If I have to change one of my input files in order to get your program to accept it, you will lose points.

WHAT TO TURN IN:

You will be sending me two e-mail messages. Please follow these rules: Here is the list of things you have to turn in:
  1. Send the following items to me by e-mail before midnight on the first due date:

    A "level 2.5" version of the source code (level two source plus level three source for the part of the program that performs differentiation) and a script showing your test runs. Include all the source files (*.h files and *.cpp files) that are required to compile the program into an executable image -- everything I need so that I can compile and test your program. Combine all the source files and the script into one shell archive file and e-mail me the archive file with the subject line: CS3100,prog4.2.5.

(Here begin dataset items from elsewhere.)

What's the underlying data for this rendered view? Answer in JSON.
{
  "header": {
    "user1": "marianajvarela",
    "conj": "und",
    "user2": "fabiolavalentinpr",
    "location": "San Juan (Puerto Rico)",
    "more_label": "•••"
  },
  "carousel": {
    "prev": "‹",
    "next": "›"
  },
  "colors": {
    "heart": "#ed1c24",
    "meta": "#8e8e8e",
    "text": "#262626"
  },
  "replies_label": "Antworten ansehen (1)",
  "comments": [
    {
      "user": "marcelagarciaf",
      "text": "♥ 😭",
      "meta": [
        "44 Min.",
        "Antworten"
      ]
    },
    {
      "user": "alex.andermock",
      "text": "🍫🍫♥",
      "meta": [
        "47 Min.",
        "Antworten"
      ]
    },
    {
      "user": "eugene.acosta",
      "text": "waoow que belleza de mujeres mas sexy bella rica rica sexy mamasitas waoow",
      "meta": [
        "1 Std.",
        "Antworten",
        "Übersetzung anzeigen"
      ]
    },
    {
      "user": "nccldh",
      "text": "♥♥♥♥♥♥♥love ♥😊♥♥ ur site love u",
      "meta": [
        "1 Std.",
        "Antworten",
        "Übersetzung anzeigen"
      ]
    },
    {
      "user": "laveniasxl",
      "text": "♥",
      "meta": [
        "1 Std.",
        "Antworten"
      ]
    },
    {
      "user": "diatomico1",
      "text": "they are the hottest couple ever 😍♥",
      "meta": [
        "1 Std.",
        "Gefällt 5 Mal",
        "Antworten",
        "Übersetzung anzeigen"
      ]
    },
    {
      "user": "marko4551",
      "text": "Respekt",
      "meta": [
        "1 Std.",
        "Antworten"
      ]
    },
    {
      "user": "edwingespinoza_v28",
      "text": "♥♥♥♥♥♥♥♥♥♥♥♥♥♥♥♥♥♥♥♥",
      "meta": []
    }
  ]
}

  2. Send the following items to me by e-mail before midnight on the second due date:

    A final version of the source code and a script showing your test runs. Include all the source files (*.h files and *.cpp files) that are required to compile the program into an executable image -- everything I need so that I can compile and test your program. Combine all the source files and the script into one shell archive file and e-mail me the archive file with the subject line: CS3100,prog4.f.
Note that there are no spaces in the subject lines given. It is important that you do not insert any spaces. My e-mail address is: john@ishi.csustan.edu.

DUE DATES:

For the due dates, see the class schedule.



Historical Note: This assignment has "been around" for quite a while. It may have been inspired originally by the DOE Macsyma project:

http://maxima.sourceforge.net/

http://www.franz.com/about/company.history.lhtml

http://www.ma.utexas.edu/pipermail/maxima/2001/001119.html